Ever considered using drama to help with employee development? Lucie Benson talks to one organisation that has been using drama-based learning to train staff for many years, with positive results.
Mention the words ‘role play’ to staff and chances are they will be tempted to run for the hills rather than get up and ‘improvise’ in front of their colleagues.
However, business and financial adviser Grant Thornton has been using drama-based learning as its preferred method of training for over 10 years, and feedback from managers and partners in the firm has always been positive.
Grant Thornton works with training specialist Steps Drama, which provides role players to portray clients in various scenarios. The training programmes cover areas such as sales skills, appraisal skills, selection interviewing, influencing skills, partner development, leadership and management skills.
Sue Cohen, senior training manager, Grant Thornton
Steps Drama recently provided a three-day coaching and influencing skills programme to Grant Thornton, for its staff development managers (SDMs). The aim of the training was to coach the SDMs to become role models to other accountants in the firm, to further improve their people management skills.

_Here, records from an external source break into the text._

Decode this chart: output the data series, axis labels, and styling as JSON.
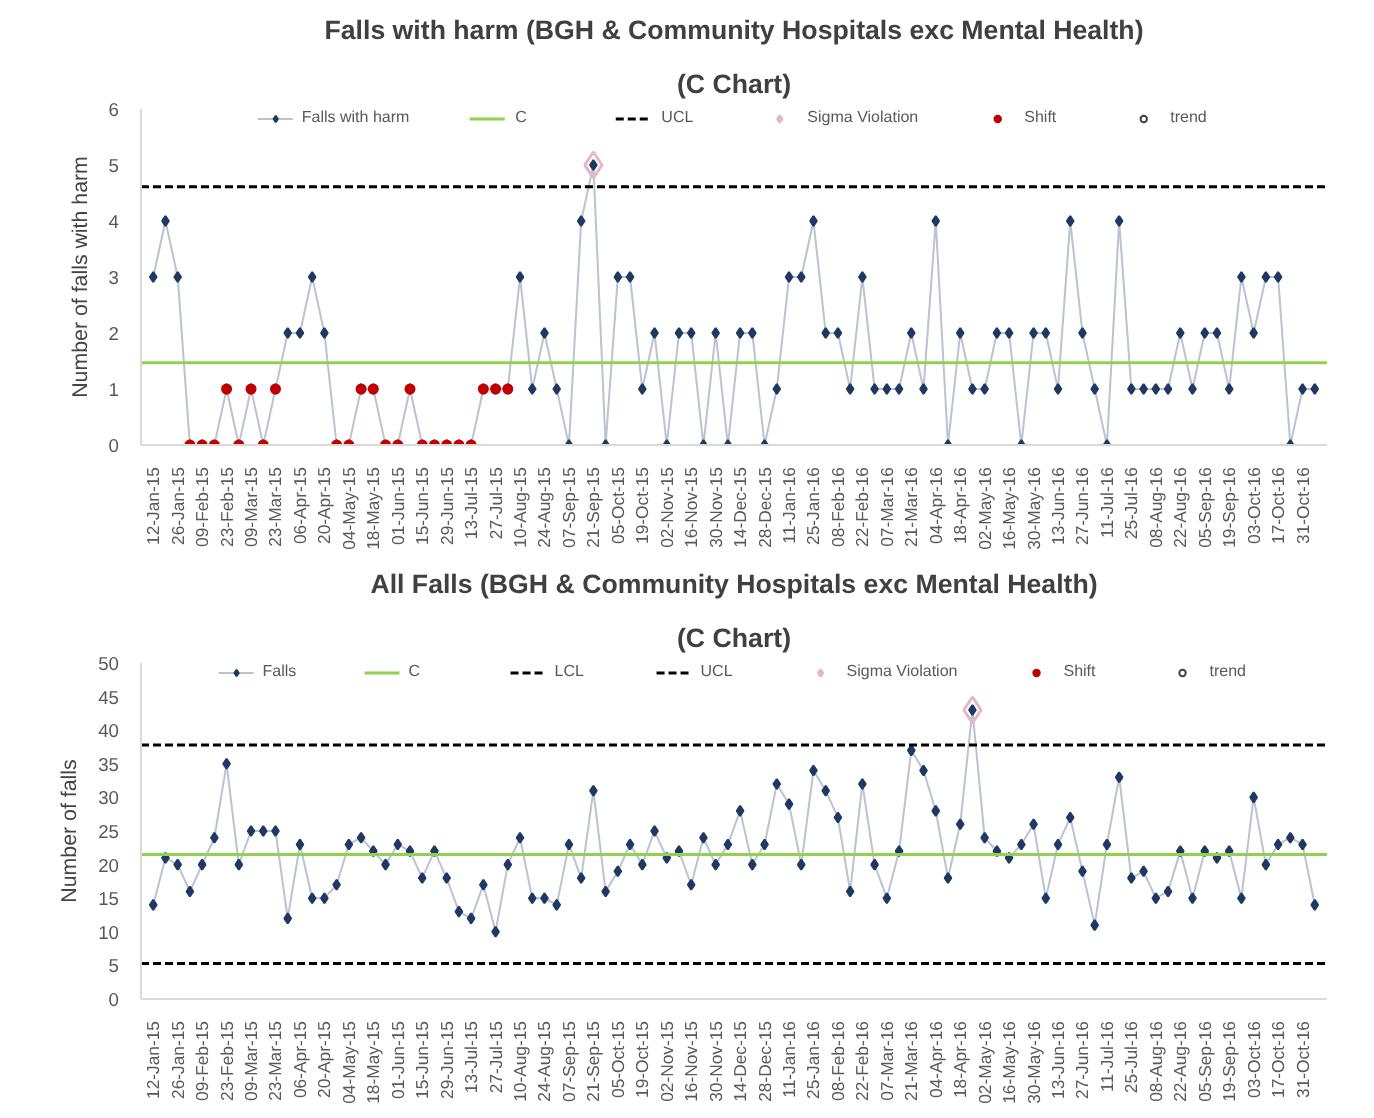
{
  "chart_data": [
    {
      "type": "line",
      "title": "Falls with harm (BGH & Community Hospitals exc Mental Health)",
      "subtitle": "(C Chart)",
      "ylabel": "Number of falls with harm",
      "categories": [
        "12-Jan-15",
        null,
        "26-Jan-15",
        null,
        "09-Feb-15",
        null,
        "23-Feb-15",
        null,
        "09-Mar-15",
        null,
        "23-Mar-15",
        null,
        "06-Apr-15",
        null,
        "20-Apr-15",
        null,
        "04-May-15",
        null,
        "18-May-15",
        null,
        "01-Jun-15",
        null,
        "15-Jun-15",
        null,
        "29-Jun-15",
        null,
        "13-Jul-15",
        null,
        "27-Jul-15",
        null,
        "10-Aug-15",
        null,
        "24-Aug-15",
        null,
        "07-Sep-15",
        null,
        "21-Sep-15",
        null,
        "05-Oct-15",
        null,
        "19-Oct-15",
        null,
        "02-Nov-15",
        null,
        "16-Nov-15",
        null,
        "30-Nov-15",
        null,
        "14-Dec-15",
        null,
        "28-Dec-15",
        null,
        "11-Jan-16",
        null,
        "25-Jan-16",
        null,
        "08-Feb-16",
        null,
        "22-Feb-16",
        null,
        "07-Mar-16",
        null,
        "21-Mar-16",
        null,
        "04-Apr-16",
        null,
        "18-Apr-16",
        null,
        "02-May-16",
        null,
        "16-May-16",
        null,
        "30-May-16",
        null,
        "13-Jun-16",
        null,
        "27-Jun-16",
        null,
        "11-Jul-16",
        null,
        "25-Jul-16",
        null,
        "08-Aug-16",
        null,
        "22-Aug-16",
        null,
        "05-Sep-16",
        null,
        "19-Sep-16",
        null,
        "03-Oct-16",
        null,
        "17-Oct-16",
        null,
        "31-Oct-16",
        null
      ],
      "ylim": [
        0,
        6
      ],
      "yticks": [
        0,
        1,
        2,
        3,
        4,
        5,
        6
      ],
      "grid": false,
      "legend": "top",
      "series": [
        {
          "name": "Falls with harm",
          "type": "line",
          "marker": "diamond",
          "color": "#1f3864",
          "values": [
            3,
            4,
            3,
            0,
            0,
            0,
            1,
            0,
            1,
            0,
            1,
            2,
            2,
            3,
            2,
            0,
            0,
            1,
            1,
            0,
            0,
            1,
            0,
            0,
            0,
            0,
            0,
            1,
            1,
            1,
            3,
            1,
            2,
            1,
            0,
            4,
            5,
            0,
            3,
            3,
            1,
            2,
            0,
            2,
            2,
            0,
            2,
            0,
            2,
            2,
            0,
            1,
            3,
            3,
            4,
            2,
            2,
            1,
            3,
            1,
            1,
            1,
            2,
            1,
            4,
            0,
            2,
            1,
            1,
            2,
            2,
            0,
            2,
            2,
            1,
            4,
            2,
            1,
            0,
            4,
            1,
            1,
            1,
            1,
            2,
            1,
            2,
            2,
            1,
            3,
            2,
            3,
            3,
            0,
            1,
            1
          ]
        },
        {
          "name": "Sigma Violation",
          "type": "scatter",
          "marker": "diamond",
          "color": "#e8b4c8",
          "values": [
            null,
            null,
            null,
            null,
            null,
            null,
            null,
            null,
            null,
            null,
            null,
            null,
            null,
            null,
            null,
            null,
            null,
            null,
            null,
            null,
            null,
            null,
            null,
            null,
            null,
            null,
            null,
            null,
            null,
            null,
            null,
            null,
            null,
            null,
            null,
            null,
            5,
            null,
            null,
            null,
            null,
            null,
            null,
            null,
            null,
            null,
            null,
            null,
            null,
            null,
            null,
            null,
            null,
            null,
            null,
            null,
            null,
            null,
            null,
            null,
            null,
            null,
            null,
            null,
            null,
            null,
            null,
            null,
            null,
            null,
            null,
            null,
            null,
            null,
            null,
            null,
            null,
            null,
            null,
            null,
            null,
            null,
            null,
            null,
            null,
            null,
            null,
            null,
            null,
            null,
            null,
            null,
            null,
            null,
            null,
            null
          ]
        },
        {
          "name": "Shift",
          "type": "scatter",
          "marker": "circle",
          "color": "#c00000",
          "values": [
            null,
            null,
            null,
            0,
            0,
            0,
            1,
            0,
            1,
            0,
            1,
            null,
            null,
            null,
            null,
            0,
            0,
            1,
            1,
            0,
            0,
            1,
            0,
            0,
            0,
            0,
            0,
            1,
            1,
            1,
            null,
            null,
            null,
            null,
            null,
            null,
            null,
            null,
            null,
            null,
            null,
            null,
            null,
            null,
            null,
            null,
            null,
            null,
            null,
            null,
            null,
            null,
            null,
            null,
            null,
            null,
            null,
            null,
            null,
            null,
            null,
            null,
            null,
            null,
            null,
            null,
            null,
            null,
            null,
            null,
            null,
            null,
            null,
            null,
            null,
            null,
            null,
            null,
            null,
            null,
            null,
            null,
            null,
            null,
            null,
            null,
            null,
            null,
            null,
            null,
            null,
            null,
            null,
            null,
            null,
            null
          ]
        },
        {
          "name": "trend",
          "type": "scatter",
          "marker": "circle",
          "color": "#404040",
          "values": [
            null,
            null,
            null,
            null,
            null,
            null,
            null,
            null,
            null,
            null,
            null,
            null,
            null,
            null,
            null,
            null,
            null,
            null,
            null,
            null,
            null,
            null,
            null,
            null,
            null,
            null,
            null,
            null,
            null,
            null,
            null,
            null,
            null,
            null,
            null,
            null,
            null,
            null,
            null,
            null,
            null,
            null,
            null,
            null,
            null,
            null,
            null,
            null,
            null,
            null,
            null,
            null,
            null,
            null,
            null,
            null,
            null,
            null,
            null,
            null,
            null,
            null,
            null,
            null,
            null,
            null,
            null,
            null,
            null,
            null,
            null,
            null,
            null,
            null,
            null,
            null,
            null,
            null,
            null,
            null,
            null,
            null,
            null,
            null,
            null,
            null,
            null,
            null,
            null,
            null,
            null,
            null,
            null,
            null,
            null,
            null
          ]
        }
      ],
      "ref_lines": [
        {
          "axis": "y",
          "value": 1.47,
          "label": "C",
          "color": "#92d050",
          "line_style": "solid"
        },
        {
          "axis": "y",
          "value": 4.61,
          "label": "UCL",
          "color": "#000000",
          "line_style": "dashed"
        }
      ]
    },
    {
      "type": "line",
      "title": "All Falls (BGH & Community Hospitals exc Mental Health)",
      "subtitle": "(C Chart)",
      "ylabel": "Number of falls",
      "categories": [
        "12-Jan-15",
        null,
        "26-Jan-15",
        null,
        "09-Feb-15",
        null,
        "23-Feb-15",
        null,
        "09-Mar-15",
        null,
        "23-Mar-15",
        null,
        "06-Apr-15",
        null,
        "20-Apr-15",
        null,
        "04-May-15",
        null,
        "18-May-15",
        null,
        "01-Jun-15",
        null,
        "15-Jun-15",
        null,
        "29-Jun-15",
        null,
        "13-Jul-15",
        null,
        "27-Jul-15",
        null,
        "10-Aug-15",
        null,
        "24-Aug-15",
        null,
        "07-Sep-15",
        null,
        "21-Sep-15",
        null,
        "05-Oct-15",
        null,
        "19-Oct-15",
        null,
        "02-Nov-15",
        null,
        "16-Nov-15",
        null,
        "30-Nov-15",
        null,
        "14-Dec-15",
        null,
        "28-Dec-15",
        null,
        "11-Jan-16",
        null,
        "25-Jan-16",
        null,
        "08-Feb-16",
        null,
        "22-Feb-16",
        null,
        "07-Mar-16",
        null,
        "21-Mar-16",
        null,
        "04-Apr-16",
        null,
        "18-Apr-16",
        null,
        "02-May-16",
        null,
        "16-May-16",
        null,
        "30-May-16",
        null,
        "13-Jun-16",
        null,
        "27-Jun-16",
        null,
        "11-Jul-16",
        null,
        "25-Jul-16",
        null,
        "08-Aug-16",
        null,
        "22-Aug-16",
        null,
        "05-Sep-16",
        null,
        "19-Sep-16",
        null,
        "03-Oct-16",
        null,
        "17-Oct-16",
        null,
        "31-Oct-16",
        null
      ],
      "ylim": [
        0,
        50
      ],
      "yticks": [
        0,
        5,
        10,
        15,
        20,
        25,
        30,
        35,
        40,
        45,
        50
      ],
      "grid": false,
      "legend": "top",
      "series": [
        {
          "name": "Falls",
          "type": "line",
          "marker": "diamond",
          "color": "#1f3864",
          "values": [
            14,
            21,
            20,
            16,
            20,
            24,
            35,
            20,
            25,
            25,
            25,
            12,
            23,
            15,
            15,
            17,
            23,
            24,
            22,
            20,
            23,
            22,
            18,
            22,
            18,
            13,
            12,
            17,
            10,
            20,
            24,
            15,
            15,
            14,
            23,
            18,
            31,
            16,
            19,
            23,
            20,
            25,
            21,
            22,
            17,
            24,
            20,
            23,
            28,
            20,
            23,
            32,
            29,
            20,
            34,
            31,
            27,
            16,
            32,
            20,
            15,
            22,
            37,
            34,
            28,
            18,
            26,
            43,
            24,
            22,
            21,
            23,
            26,
            15,
            23,
            27,
            19,
            11,
            23,
            33,
            18,
            19,
            15,
            16,
            22,
            15,
            22,
            21,
            22,
            15,
            30,
            20,
            23,
            24,
            23,
            14
          ]
        },
        {
          "name": "Sigma Violation",
          "type": "scatter",
          "marker": "diamond",
          "color": "#e8b4c8",
          "values": [
            null,
            null,
            null,
            null,
            null,
            null,
            null,
            null,
            null,
            null,
            null,
            null,
            null,
            null,
            null,
            null,
            null,
            null,
            null,
            null,
            null,
            null,
            null,
            null,
            null,
            null,
            null,
            null,
            null,
            null,
            null,
            null,
            null,
            null,
            null,
            null,
            null,
            null,
            null,
            null,
            null,
            null,
            null,
            null,
            null,
            null,
            null,
            null,
            null,
            null,
            null,
            null,
            null,
            null,
            null,
            null,
            null,
            null,
            null,
            null,
            null,
            null,
            null,
            null,
            null,
            null,
            null,
            43,
            null,
            null,
            null,
            null,
            null,
            null,
            null,
            null,
            null,
            null,
            null,
            null,
            null,
            null,
            null,
            null,
            null,
            null,
            null,
            null,
            null,
            null,
            null,
            null,
            null,
            null,
            null,
            null
          ]
        },
        {
          "name": "Shift",
          "type": "scatter",
          "marker": "circle",
          "color": "#c00000",
          "values": [
            null,
            null,
            null,
            null,
            null,
            null,
            null,
            null,
            null,
            null,
            null,
            null,
            null,
            null,
            null,
            null,
            null,
            null,
            null,
            null,
            null,
            null,
            null,
            null,
            null,
            null,
            null,
            null,
            null,
            null,
            null,
            null,
            null,
            null,
            null,
            null,
            null,
            null,
            null,
            null,
            null,
            null,
            null,
            null,
            null,
            null,
            null,
            null,
            null,
            null,
            null,
            null,
            null,
            null,
            null,
            null,
            null,
            null,
            null,
            null,
            null,
            null,
            null,
            null,
            null,
            null,
            null,
            null,
            null,
            null,
            null,
            null,
            null,
            null,
            null,
            null,
            null,
            null,
            null,
            null,
            null,
            null,
            null,
            null,
            null,
            null,
            null,
            null,
            null,
            null,
            null,
            null,
            null,
            null,
            null,
            null
          ]
        },
        {
          "name": "trend",
          "type": "scatter",
          "marker": "circle",
          "color": "#404040",
          "values": [
            null,
            null,
            null,
            null,
            null,
            null,
            null,
            null,
            null,
            null,
            null,
            null,
            null,
            null,
            null,
            null,
            null,
            null,
            null,
            null,
            null,
            null,
            null,
            null,
            null,
            null,
            null,
            null,
            null,
            null,
            null,
            null,
            null,
            null,
            null,
            null,
            null,
            null,
            null,
            null,
            null,
            null,
            null,
            null,
            null,
            null,
            null,
            null,
            null,
            null,
            null,
            null,
            null,
            null,
            null,
            null,
            null,
            null,
            null,
            null,
            null,
            null,
            null,
            null,
            null,
            null,
            null,
            null,
            null,
            null,
            null,
            null,
            null,
            null,
            null,
            null,
            null,
            null,
            null,
            null,
            null,
            null,
            null,
            null,
            null,
            null,
            null,
            null,
            null,
            null,
            null,
            null,
            null,
            null,
            null,
            null
          ]
        }
      ],
      "ref_lines": [
        {
          "axis": "y",
          "value": 21.5,
          "label": "C",
          "color": "#92d050",
          "line_style": "solid"
        },
        {
          "axis": "y",
          "value": 5.3,
          "label": "LCL",
          "color": "#000000",
          "line_style": "dashed"
        },
        {
          "axis": "y",
          "value": 37.8,
          "label": "UCL",
          "color": "#000000",
          "line_style": "dashed"
        }
      ]
    }
  ]
}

“The training helps our SDMs to become excellent line managers and role models who can coach others to do their job better,” says Sue Cohen, senior training manager at Grant Thornton. “Since our SDMs are geographically-spread, it also gives them a chance to network and to share experiences.”
Interactive scenarios
Role players from Steps act out various interactive scenarios in which they portray employees in a fictitious accountancy firm. These show, for example, a manager coaching a colleague after an ineffective appraisal session or a manager trying to convince a partner of the importance of people management skills. In each scenario, the actors portraying the characters turn to the audience for help and advice. The delegates contribute suggestions and then watch as the actors immediately work these back into the scenario.
“The delegates are being coaches to the actors, which is exactly what we want because they are getting involved with the skills they need to practise,” explains Cohen. “It is an effective way of getting people to think about how they deal with issues, whilst at the same time being very life like; it is as close to real as you can get. Their forum approach engages and challenges the delegates to discuss and debate their role and consider the best way forward in each scenario.”
Participants are asked for situations and circumstances in which they have encountered behavioural challenges when they’ve been trying to coach others. Steps recreate these situations in bespoke role plays. The delegates then work in small groups and take turns to role play as a coach, with a Steps actor portraying the coachee, whilst the rest of the group observes and offers help and advice.
Mark Shillabeer, an account director at Steps Drama, says that the key value of the programme provided for Grant Thornton was to bring the issues to life, to give them the opportunity to examine them and share best practice with each other.
Engaging and challenging
“We provide actors to enact situations that are reflective of the workplace, so delegates can engage in it and challenge it. This type of learning gives value in terms of doing what you can’t do in real life, and trying things out a number of times until you reach a good solution.”
He continues: “It is a simulated environment, so the power of it is that it enables them to think about things they may have done a number of ways in the past and try out other ideas in a safe way. So it could all go wrong, but it doesn’t matter because then we break it down, ask why it went wrong, how it can be done differently in future and discuss what they learnt from the session.”
Daniel Mansfield, senior manager project finance at Grant Thornton, has participated in several of the training programmes provided by Steps, including the recent coaching and influencing skills programme.
Mark Shillabeer, account director, Steps Drama
“Initially, I wasn’t keen on doing the role playing, but I wouldn’t say it was particularly hard,” he remarks. “The pressure was on us to develop a situation, so we gave the people from Steps a scenario and a brief, for example a negotiation with a partner or having a creative planning meeting with a junior member of staff. So we give them the background information, situation and the type of attitude the role player needs to display and we would get into a dialogue with them, on that basis. It was very much dependent on your own ability to give them a good brief.”
Mansfield says that being part of a small group, whilst doing the role plays, and getting feedback from everyone on how he acted in the situation, was extremely useful. “It was good in terms of practising role play in a difficult situation, as well as receiving feedback on how I had performed from the whole group. The views of others give you a good, rounded opinion of how your actions, mannerisms and so on can be interpreted.”
Cohen admits people are often reluctant to take part in the programmes, because of the role play element, but as a method of learning, it is popular. “Once they have done it, they find it powerful, useful and effective,” she remarks. “We have had really good feedback and many of the participants have said they are much better at doing what they need to do and feel more confident in dealing with certain situations because they know they can. And therefore that means they will.”